#ubuntu-us-nc 2011-06-06
<_marx_> so file a bug report to stop freezes
<_marx_> since i filed one they'
<_marx_> ve stopped
#ubuntu-us-nc 2011-06-07
<jack_^> the
#ubuntu-us-nc 2011-06-09
<_marx_> BugeyeD: beanboy is going to be at SELF
<_marx_> sudo make coffee mugs for sale
#ubuntu-us-nc 2011-06-10
<BugeyeD> _marx_: just checked in myself. you headed down this year?
<BugeyeD> i'll definitely be picking up a mug :)
<holstein> BugeyeD: i can sneak in right?
<BugeyeD> yep, no cost to attend - though you should still register.
<holstein> yeah, i dont see where to register
<holstein> BugeyeD: i just register when i get there?
<BugeyeD> look at the page - top right link in the header
 * holstein looking at http://www.southeastlinuxfest.org/registration
<holstein> OH , i see it ;)
<BugeyeD> holstein: you nearby?
<holstein> asheville
<holstein> and some things cancelled tomorrow
<holstein> looks like i actually might be able to make it :)
<BugeyeD> sweet. you should be able to pick me out of the crowd easily - i'll be the geeky guy walking around.
<BugeyeD> oh, wait ...
<holstein> lol
<BugeyeD> i'll most likely be wearing an openbsd shirt. :)
<BugeyeD> either that or a vintage vw bus shirt.

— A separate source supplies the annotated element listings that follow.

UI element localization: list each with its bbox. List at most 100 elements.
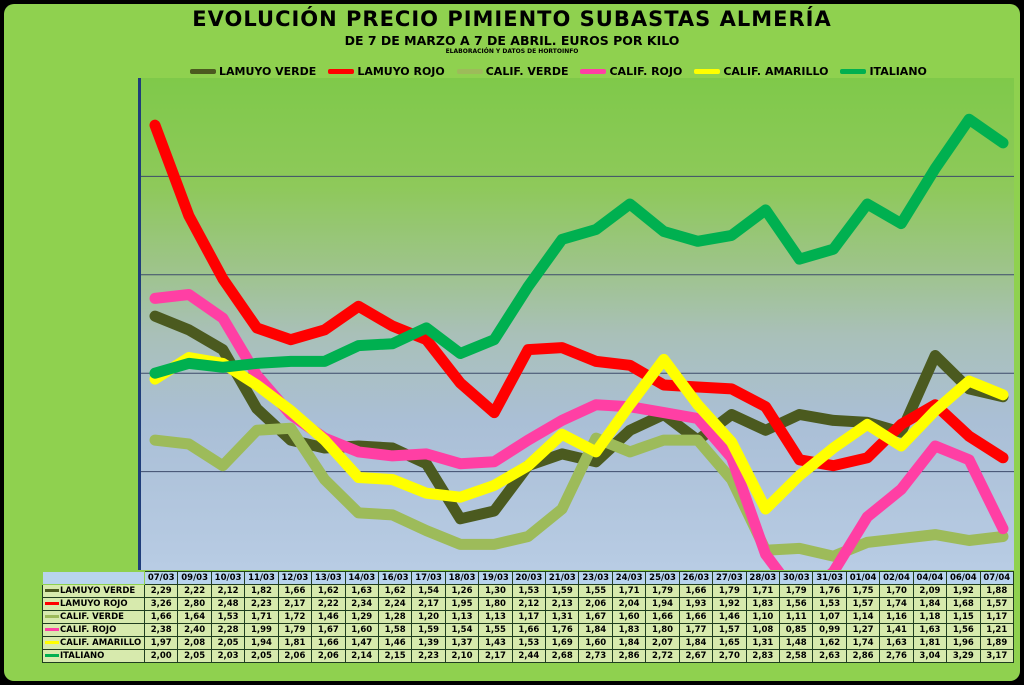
table-cell: 1,13 [444,610,480,624]
date-header: 21/03 [545,571,580,585]
row-swatch [45,602,59,605]
data-table: 07/03 09/03 10/03 11/03 12/03 13/03 14/03 16/03… [42,571,1015,663]
table-cell: 1,57 [845,597,881,611]
table-cell: 2,23 [244,597,279,611]
table-cell: 1,66 [678,584,714,598]
plot-area [138,78,1014,570]
table-cell: 1,95 [444,597,480,611]
table-cell: 1,74 [879,597,914,611]
table-cell: 3,04 [912,649,948,663]
table-cell: 1,59 [545,584,580,598]
table-cell: 1,66 [511,623,547,637]
date-header: 19/03 [478,571,513,585]
table-cell: 1,79 [779,584,814,598]
table-cell: 1,46 [311,610,346,624]
table-cell: 1,71 [611,584,647,598]
date-header: 07/04 [979,571,1015,585]
table-cell: 2,17 [277,597,313,611]
chart-title: EVOLUCIÓN PRECIO PIMIENTO SUBASTAS ALMER… [192,7,832,31]
table-cell: 1,62 [311,584,346,598]
table-cell: 2,34 [344,597,379,611]
table-cell: 1,84 [611,636,647,650]
table-cell: 2,17 [411,597,446,611]
table-row: LAMUYO VERDE 2,29 2,22 2,12 1,82 1,66 1,62 1,63… [42,584,1015,598]
legend-swatch [328,68,355,74]
table-cell: 0,99 [812,623,847,637]
table-cell: 2,00 [143,649,179,663]
table-cell: 2,29 [143,584,179,598]
table-cell: 2,24 [377,597,413,611]
table-row: CALIF. ROJO 2,38 2,40 2,28 1,99 1,79 1,67 1,60 1… [42,623,1015,637]
table-cell: 1,88 [979,584,1015,598]
table-cell: 1,18 [912,610,948,624]
table-cell: 2,07 [645,636,680,650]
legend-label: LAMUYO VERDE [219,64,317,78]
table-cell: 2,28 [210,623,246,637]
line-chart [141,113,1014,570]
table-cell: 1,74 [845,636,881,650]
table-cell: 1,56 [779,597,814,611]
table-cell: 1,62 [377,584,413,598]
table-cell: 1,31 [745,636,781,650]
table-cell: 1,29 [344,610,379,624]
table-cell: 1,93 [678,597,714,611]
table-cell: 2,12 [511,597,547,611]
row-swatch [45,654,59,657]
table-cell: 1,79 [712,584,747,598]
date-header: 16/03 [377,571,413,585]
table-cell: 1,62 [812,636,847,650]
table-cell: 1,11 [779,610,814,624]
table-cell: 1,77 [678,623,714,637]
series-line-calif-verde [149,422,1009,562]
table-cell: 1,92 [946,584,981,598]
series-line-calif-amarillo [149,352,1009,515]
table-cell: 2,67 [678,649,714,663]
table-cell: 1,08 [745,623,781,637]
table-cell: 2,05 [210,636,246,650]
table-cell: 2,10 [444,649,480,663]
table-cell: 1,47 [344,636,379,650]
table-cell: 1,80 [645,623,680,637]
date-header: 31/03 [812,571,847,585]
table-cell: 2,68 [545,649,580,663]
date-header: 14/03 [344,571,379,585]
table-cell: 1,48 [779,636,814,650]
legend-swatch [456,68,483,74]
table-cell: 1,28 [377,610,413,624]
legend-swatch [580,68,607,74]
table-cell: 1,37 [444,636,480,650]
table-cell: 1,66 [143,610,179,624]
table-cell: 1,20 [411,610,446,624]
row-label-text: ITALIANO [60,651,105,661]
table-cell: 1,54 [411,584,446,598]
row-label: CALIF. VERDE [42,610,145,624]
table-cell: 2,04 [611,597,647,611]
date-header: 12/03 [277,571,313,585]
legend-item: LAMUYO ROJO [328,64,445,78]
table-cell: 2,13 [545,597,580,611]
table-cell: 1,53 [812,597,847,611]
table-cell: 1,97 [143,636,179,650]
series-line-lamuyo-rojo [149,119,1009,472]
table-cell: 1,60 [578,636,613,650]
source-note: ELABORACIÓN Y DATOS DE HORTOINFO [445,48,579,55]
legend-item: LAMUYO VERDE [190,65,316,78]
table-cell: 1,39 [411,636,446,650]
table-cell: 0,85 [779,623,814,637]
date-header: 27/03 [712,571,747,585]
table-cell: 1,17 [979,610,1015,624]
table-cell: 2,73 [578,649,613,663]
table-cell: 1,14 [845,610,881,624]
table-cell: 1,66 [277,584,313,598]
table-cell: 1,31 [545,610,580,624]
table-cell: 2,05 [244,649,279,663]
table-cell: 2,03 [210,649,246,663]
table-cell: 1,53 [511,636,547,650]
legend-label: LAMUYO ROJO [357,64,445,78]
table-cell: 1,55 [478,623,513,637]
date-header: 24/03 [611,571,647,585]
table-cell: 2,63 [812,649,847,663]
table-cell: 2,22 [177,584,212,598]
table-cell: 1,46 [377,636,413,650]
table-cell: 2,86 [845,649,881,663]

<BugeyeD> i know i packed both of those, don't remember what else ...
<BugeyeD> hotel gives me 9370Kbps down and 8503 up.
<BugeyeD> bet that'll taper off once the other geeks start showing up
<BugeyeD> argh! puppetlabs training was switched from friday to sunday. completely screws me up.
#ubuntu-us-nc 2012-06-04
 * j_dulaney waves at the channel
#ubuntu-us-nc 2012-06-06
<BugeyeD> hi all. coworker has issue with kvm - booted and logged into desktop session he gets proper high resolution. switching kvm to another host and then back causes his resolution to be stepped back to 1024x768. logging out/in (restarting X) brings him back to high resolution. what software is causing that?
<foxwolfblood> who is going to SELF?
<BugeyeD> this'll be the first self i've missed.
<foxwolfblood> first time im going
#ubuntu-us-nc 2012-06-08
<billf> Heading to SELF tomorrow
#ubuntu-us-nc 2012-06-10
<s-fox> Hi
<internalkernel> hello
<s-fox> Hey internalkernel :)
<internalkernel> hey hey.... how's your Sunday?
<s-fox> Not bad thanks, thinking about getting something for lunch (i am in Europe). How is yours?
<s-fox> I am mainly in this channel because I am trying to catch a member of this loco team
<s-fox> lol
<s-fox> ^ internalkernel
<internalkernel> I see... well enjoy... Im still working out my coffee and breakfast for the morning... kiddies are watching toons... :)
<s-fox> haha, sounds fun to me. enjoy the coffee
<s-fox> i don't suppose you happen to know if kenvandine is seen often in here internalkernel ?
<internalkernel> not sure... its been a while since I've been logging in to the channel... I travel for work and don't usually log in when Im on the road...
<internalkernel> one of the regulars probably know... like BugeyeD
<s-fox> Okay, thank yous
<s-fox> wb internalkernel
<internalkernel> thanks... reboot.
<BugeyeD> s-fox: last time i see kenvandine in my logs (which are not 100% complete) is Wed Jun 24 2009
<s-fox> Thanks BugeyeD
<s-fox> 2009, lol :)
<BugeyeD> np
<s-fox> Anyway, got to go. Bye!
#ubuntu-us-nc 2013-06-03
<wN> oh you guys. remember when we used to talk in here? those were the days
<Nivex> who's going to SELF this weekend?
<wN> not i :( where is it this year?
<Nivex> Charlotte
<holstein> woohoo!
<holstein> linux!
#ubuntu-us-nc 2014-06-05
<ZING> whats the NC?
<ZING> whats up^
#ubuntu-us-nc 2014-06-06
<lvleteor> Hello NC folks
<lvleteor> New-ish (it's been 4 years since monkeying around with a linux flavor) and need some help if anyone is available?
<lvleteor> have just installed xubuntu 14.04 and unable to install device driver for soundcard
<lvleteor> is anyone available? everyone afk?
#ubuntu-us-nc 2014-06-08
<nytelife> hola
<nytelife> sup
#ubuntu-us-nc 2015-06-05
<fdjksal> Hello
<fdjksal> somebody can I help me please?
#ubuntu-us-nc 2016-06-10
<ChinnoDog> crickets
<ChinnoDog> kenvandine: I saw there is a hackerspace in Durham. Been to it?
<kenvandine> ChinnoDog, i haven't
<kenvandine> i keep wanting to go
<kenvandine> just never have the time
<ChinnoDog> I know how that is. I joined the hackerspace in DC when I lived in VA but it was too far away. I never had the time to commute there.
<ChinnoDog> I want to move to Durham. If the hackerspace is cool I want to live in walking distance of it.
<ChinnoDog> I could 3D print some boat parts. :D
<kenvandine> lol
#ubuntu-us-nc 2016-06-12
<ralpho> Hello
<ralpho> I am from Jacksonville so there is someone here if ever needed.